6. Assignment Statements

 

Simple Assignments

 

i. Nearly all programming languages currently being used use the equal sign for the assignment operator.

 

ii. ALGOL 60 and Ada makes use of := as the assignment operator.

 

iii. In some languages, such as Fortran and Ada, an assignment can appear only as a stand-alone statement, and the destination is restricted to a single variable.

 

Conditional Targets

 

       Perl allows conditional targets on assignment statements.

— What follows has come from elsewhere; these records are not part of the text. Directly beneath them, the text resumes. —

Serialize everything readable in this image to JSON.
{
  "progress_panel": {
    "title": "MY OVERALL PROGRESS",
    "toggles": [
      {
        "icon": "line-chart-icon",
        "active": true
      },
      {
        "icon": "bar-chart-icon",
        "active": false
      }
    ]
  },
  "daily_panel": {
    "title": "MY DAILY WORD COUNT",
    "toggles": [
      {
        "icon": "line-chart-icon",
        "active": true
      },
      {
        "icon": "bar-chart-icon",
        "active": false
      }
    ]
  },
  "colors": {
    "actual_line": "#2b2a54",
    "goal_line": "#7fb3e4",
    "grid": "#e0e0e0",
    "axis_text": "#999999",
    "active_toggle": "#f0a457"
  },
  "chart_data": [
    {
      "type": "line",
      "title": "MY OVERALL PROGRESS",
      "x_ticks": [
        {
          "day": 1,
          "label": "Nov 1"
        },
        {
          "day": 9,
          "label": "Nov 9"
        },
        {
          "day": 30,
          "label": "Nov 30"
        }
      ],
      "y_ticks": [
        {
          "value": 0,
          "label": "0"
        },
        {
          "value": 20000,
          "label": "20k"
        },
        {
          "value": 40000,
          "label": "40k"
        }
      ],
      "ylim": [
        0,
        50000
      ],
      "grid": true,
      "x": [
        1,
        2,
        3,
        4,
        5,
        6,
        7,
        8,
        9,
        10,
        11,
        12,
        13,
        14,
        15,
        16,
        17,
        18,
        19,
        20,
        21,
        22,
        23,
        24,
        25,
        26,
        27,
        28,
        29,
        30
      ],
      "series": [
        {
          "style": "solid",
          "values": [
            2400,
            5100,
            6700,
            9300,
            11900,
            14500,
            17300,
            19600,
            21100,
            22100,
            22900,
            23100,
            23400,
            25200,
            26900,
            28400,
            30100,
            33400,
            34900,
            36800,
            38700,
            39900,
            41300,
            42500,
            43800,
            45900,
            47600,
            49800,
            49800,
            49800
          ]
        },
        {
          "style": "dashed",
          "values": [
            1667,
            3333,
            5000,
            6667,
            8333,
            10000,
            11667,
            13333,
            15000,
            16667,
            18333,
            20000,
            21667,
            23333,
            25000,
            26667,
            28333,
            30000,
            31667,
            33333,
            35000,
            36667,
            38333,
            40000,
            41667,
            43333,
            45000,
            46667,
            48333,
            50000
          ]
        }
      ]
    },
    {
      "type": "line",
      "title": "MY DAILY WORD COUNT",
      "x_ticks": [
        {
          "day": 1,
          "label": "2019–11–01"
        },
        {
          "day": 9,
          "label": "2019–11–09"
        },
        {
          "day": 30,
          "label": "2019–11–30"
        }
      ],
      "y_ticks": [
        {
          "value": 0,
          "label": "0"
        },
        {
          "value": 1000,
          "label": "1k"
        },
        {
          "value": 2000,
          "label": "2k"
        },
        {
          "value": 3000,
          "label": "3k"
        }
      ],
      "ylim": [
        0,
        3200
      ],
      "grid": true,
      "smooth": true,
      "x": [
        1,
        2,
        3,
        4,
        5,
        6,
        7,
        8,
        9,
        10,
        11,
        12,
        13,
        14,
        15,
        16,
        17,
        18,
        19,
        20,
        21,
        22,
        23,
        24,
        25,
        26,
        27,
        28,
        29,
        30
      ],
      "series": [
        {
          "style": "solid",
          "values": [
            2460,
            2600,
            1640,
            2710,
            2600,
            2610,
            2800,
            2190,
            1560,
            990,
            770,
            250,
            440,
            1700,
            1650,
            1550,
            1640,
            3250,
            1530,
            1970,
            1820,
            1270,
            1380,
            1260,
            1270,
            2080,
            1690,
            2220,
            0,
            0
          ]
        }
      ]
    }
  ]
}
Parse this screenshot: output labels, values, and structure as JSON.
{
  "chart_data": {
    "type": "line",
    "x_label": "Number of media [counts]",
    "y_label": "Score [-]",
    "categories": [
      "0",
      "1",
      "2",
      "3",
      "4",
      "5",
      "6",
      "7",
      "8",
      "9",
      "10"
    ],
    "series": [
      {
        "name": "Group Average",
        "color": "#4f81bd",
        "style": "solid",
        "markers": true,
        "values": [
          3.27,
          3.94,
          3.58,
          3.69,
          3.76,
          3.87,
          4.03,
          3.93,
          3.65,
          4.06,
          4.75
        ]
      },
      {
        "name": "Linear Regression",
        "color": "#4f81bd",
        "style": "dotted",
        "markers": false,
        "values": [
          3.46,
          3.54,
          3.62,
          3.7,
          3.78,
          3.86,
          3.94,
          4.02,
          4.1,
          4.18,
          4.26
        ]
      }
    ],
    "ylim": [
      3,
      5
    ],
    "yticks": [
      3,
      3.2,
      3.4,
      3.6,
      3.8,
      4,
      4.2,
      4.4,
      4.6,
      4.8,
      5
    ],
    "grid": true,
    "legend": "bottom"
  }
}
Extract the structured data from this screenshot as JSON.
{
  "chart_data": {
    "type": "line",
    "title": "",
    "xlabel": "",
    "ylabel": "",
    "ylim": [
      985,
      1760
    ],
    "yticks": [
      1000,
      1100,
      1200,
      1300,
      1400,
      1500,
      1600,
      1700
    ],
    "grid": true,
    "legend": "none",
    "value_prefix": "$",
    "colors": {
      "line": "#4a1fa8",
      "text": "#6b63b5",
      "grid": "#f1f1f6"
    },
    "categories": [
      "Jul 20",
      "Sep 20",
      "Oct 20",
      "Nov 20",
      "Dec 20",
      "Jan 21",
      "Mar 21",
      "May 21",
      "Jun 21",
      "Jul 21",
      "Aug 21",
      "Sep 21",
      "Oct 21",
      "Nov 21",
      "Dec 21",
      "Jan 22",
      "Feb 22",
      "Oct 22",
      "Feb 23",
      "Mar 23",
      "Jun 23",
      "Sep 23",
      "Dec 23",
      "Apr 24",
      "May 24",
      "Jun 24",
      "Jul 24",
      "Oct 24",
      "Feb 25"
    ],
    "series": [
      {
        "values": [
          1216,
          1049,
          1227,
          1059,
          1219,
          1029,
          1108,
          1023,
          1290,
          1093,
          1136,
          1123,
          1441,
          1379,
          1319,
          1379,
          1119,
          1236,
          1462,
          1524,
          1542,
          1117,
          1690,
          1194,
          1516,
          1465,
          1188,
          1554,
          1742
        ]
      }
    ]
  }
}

       For example, consider

 

($flag ? $count1 : $count2) = 0;

 

       which is equivalent to

if ($flag) {

$count1 = 0;

}

else {

$count2 = 0;

}

 

 

Compound Assignment Operators

 

              The form of assignment that can be abbreviated with this technique has the destination variable also appearing as the first operand in the expression on the right side, as in

 

a = a + b

 

              By Compound Assignment Operator, above statement is written as follows:

 

a+=b

 

              It is provided by ALGOL 68, C-based languages, Perl, JavaScript, Python, and Ruby.

 

Unary Assignment Operators

 

              The C-based languages, Perl, and JavaScript include two special unary arithmetic operators that are actually abbreviated assignments. They combine increment and decrement operations with assignment.

 

              In the assignment statement

sum = ++ count;

 

              It is similar to

count = count + 1;

sum = count;

 

              If the same operator is used as a postfix operator, as in

sum = count ++;

 

              It is similar to

sum = count;

count = count + 1;

 

count ++

 

              It is similar to

count=count+1

 

              When two unary operators apply to the same operand, the association is right to left. For example, in

- count ++

              count is first incremented and then negated. So, it is equivalent to

- (count ++)

 

Assignment as an Expression

 

              Expression is evaluated and then it is assigned.

e.g.

1. while ((ch = getchar()) != EOF) { ... }

 

2. a = b + (c = d / b) - 1

 

 

 

Multiple Assignments

 

              Some programming languages like Perl, Ruby, and Lua supports multiple-target, multiple-source assignment statements.

 

For example, in Perl one can write

($first, $second, $third) = (20, 40, 60);

 

Here, $first is assigned 20, $second is assigned 40 and $third is assigned 60.